Rule 1: What is the nature of the application (OLTP or OLAP)?
When you start designing your database, the first thing to analyze is the nature of the application you are designing, be it Transactional or Analytical. You will find many developers by default apply normalization rules without thinking about the nature of the application and then run into performance and customization issues. With that said, there are two types of applications: transaction based and analytics based, let’s understand what these are.
Transactional : In this type of application your end users are more concerned with CRUD i.e. create, read, update and delete records. The official name of such a database is OLTP.
Analytics : In these types of applications, your end users are more concerned with analysis, reporting, forecasting, etc. These types of databases have less number of inserts and updates. The main aim here is to fetch and parse the data as fast as possible. The official name of such a database is OLAP.
Here is a simple diagram showing how the name and address on the left side is a simple normalized table and by applying the denormalized structure we have created a flat table structure like how.

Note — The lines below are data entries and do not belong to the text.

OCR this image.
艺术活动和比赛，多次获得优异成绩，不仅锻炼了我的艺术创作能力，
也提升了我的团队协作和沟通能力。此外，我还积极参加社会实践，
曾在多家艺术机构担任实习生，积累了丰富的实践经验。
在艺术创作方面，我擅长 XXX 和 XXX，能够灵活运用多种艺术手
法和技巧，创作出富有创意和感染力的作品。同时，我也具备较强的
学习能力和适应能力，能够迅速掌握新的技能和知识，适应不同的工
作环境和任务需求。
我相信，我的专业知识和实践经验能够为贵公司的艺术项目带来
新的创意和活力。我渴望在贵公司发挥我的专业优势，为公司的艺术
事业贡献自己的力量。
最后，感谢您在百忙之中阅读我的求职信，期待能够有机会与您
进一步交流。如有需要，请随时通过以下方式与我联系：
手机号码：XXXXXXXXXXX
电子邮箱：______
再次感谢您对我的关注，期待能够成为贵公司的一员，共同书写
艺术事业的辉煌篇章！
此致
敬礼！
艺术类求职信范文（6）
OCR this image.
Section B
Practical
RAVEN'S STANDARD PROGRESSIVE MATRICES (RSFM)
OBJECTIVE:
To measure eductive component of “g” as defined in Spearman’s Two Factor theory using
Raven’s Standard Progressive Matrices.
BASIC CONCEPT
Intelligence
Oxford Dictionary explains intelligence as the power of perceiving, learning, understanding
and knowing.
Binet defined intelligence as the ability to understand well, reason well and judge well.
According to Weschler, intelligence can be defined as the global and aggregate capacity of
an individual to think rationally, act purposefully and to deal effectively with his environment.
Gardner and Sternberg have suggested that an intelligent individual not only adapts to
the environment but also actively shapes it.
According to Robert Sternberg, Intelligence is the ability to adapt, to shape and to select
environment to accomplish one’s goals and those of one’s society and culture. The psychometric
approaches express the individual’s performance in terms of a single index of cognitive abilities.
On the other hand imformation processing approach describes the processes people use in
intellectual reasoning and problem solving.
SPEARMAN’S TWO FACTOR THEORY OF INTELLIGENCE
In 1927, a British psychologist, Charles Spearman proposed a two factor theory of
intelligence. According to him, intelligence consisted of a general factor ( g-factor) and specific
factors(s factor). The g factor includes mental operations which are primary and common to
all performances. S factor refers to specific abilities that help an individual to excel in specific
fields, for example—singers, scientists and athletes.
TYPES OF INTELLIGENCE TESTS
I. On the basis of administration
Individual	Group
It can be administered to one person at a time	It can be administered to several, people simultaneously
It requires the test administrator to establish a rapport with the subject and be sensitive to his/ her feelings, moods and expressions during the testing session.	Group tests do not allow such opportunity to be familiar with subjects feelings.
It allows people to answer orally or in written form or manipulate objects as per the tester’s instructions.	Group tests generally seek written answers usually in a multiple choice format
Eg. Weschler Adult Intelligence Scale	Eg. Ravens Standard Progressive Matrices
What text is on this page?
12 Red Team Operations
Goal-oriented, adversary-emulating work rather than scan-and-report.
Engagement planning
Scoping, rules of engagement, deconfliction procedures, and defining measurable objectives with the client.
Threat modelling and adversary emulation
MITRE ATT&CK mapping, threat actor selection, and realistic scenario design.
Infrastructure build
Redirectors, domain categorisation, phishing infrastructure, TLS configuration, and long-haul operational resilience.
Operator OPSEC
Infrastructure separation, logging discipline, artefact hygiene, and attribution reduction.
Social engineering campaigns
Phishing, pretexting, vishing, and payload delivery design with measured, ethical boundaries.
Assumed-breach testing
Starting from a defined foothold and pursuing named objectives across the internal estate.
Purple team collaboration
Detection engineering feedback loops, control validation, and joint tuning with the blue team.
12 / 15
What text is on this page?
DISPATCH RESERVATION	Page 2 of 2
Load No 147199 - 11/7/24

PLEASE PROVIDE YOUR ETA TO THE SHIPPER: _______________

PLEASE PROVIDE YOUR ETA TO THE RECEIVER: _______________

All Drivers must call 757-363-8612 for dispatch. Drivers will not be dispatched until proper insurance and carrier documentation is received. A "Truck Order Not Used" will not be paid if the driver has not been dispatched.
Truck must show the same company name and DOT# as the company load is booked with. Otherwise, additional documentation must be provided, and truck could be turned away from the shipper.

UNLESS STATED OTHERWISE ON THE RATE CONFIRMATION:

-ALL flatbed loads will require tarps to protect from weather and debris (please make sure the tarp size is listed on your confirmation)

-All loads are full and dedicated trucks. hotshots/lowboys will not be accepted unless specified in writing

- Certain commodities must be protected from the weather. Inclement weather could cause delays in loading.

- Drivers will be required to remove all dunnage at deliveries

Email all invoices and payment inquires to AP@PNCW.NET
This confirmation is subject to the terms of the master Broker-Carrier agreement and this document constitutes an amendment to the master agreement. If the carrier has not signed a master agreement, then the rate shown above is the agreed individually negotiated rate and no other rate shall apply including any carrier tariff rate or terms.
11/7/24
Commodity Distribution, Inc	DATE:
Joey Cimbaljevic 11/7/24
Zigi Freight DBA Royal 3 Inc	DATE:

Rule 2: Break your data into logical pieces, make life simpler
This rule is actually the first rule from the first normal form. One of the signs of this rule violation is that if your queries are using too many string parsing functions like substring, charindex, etc., then perhaps this rule needs to be applied.
For example, you can see the table below with student names; if you want to query for student names with “Koirala” and not “Haftingh” you can imagine what kind of query you will end up with.
So a better approach would be to split this field into further logical parts so that we can write clean and optimal queries.
Rule 3: Do not exceed the 2 rule
Developers are cute creatures. If you tell them this is the way, they keep doing it; Well, they abuse it leading to undesirable consequences. This also applies to rule 2 that we just talked about above. When you think about decomposing, pause and ask yourself, is it necessary? With that said, the decay must be reasonable.
For example, you might see a phone number field; rarely do you work on the ISD codes of private phone numbers (until your app asks for it). So it would be a wise decision to just leave it as it can lead to more complications.
Rule 4: Consider heterogeneous duplicate data your biggest enemy
Centralize and restructure duplicate data. My personal worry about duplicate data is not that it takes up hard disk space, but the confusion it creates.
For example, in the diagram below, you can see that “Fifth Standard” and “Fifth Standard” mean the same thing. Now you can say that data entered your system due to bad data entry or poor validation. If you want to get a report, they show them as different entities, which is very confusing from an end user’s point of view.
Rule 5: Watch for data separated by delimiters
The second rule of 1 st normal form tells the group to avoid repetition. One of the examples of repeating groups is explained in the diagram below. If you look closely at the curriculum field, we have too much data in one field. These field types are called “Repeat Groups”. If we have to manipulate this data, the query will be complicated and I also doubt the performance of the queries.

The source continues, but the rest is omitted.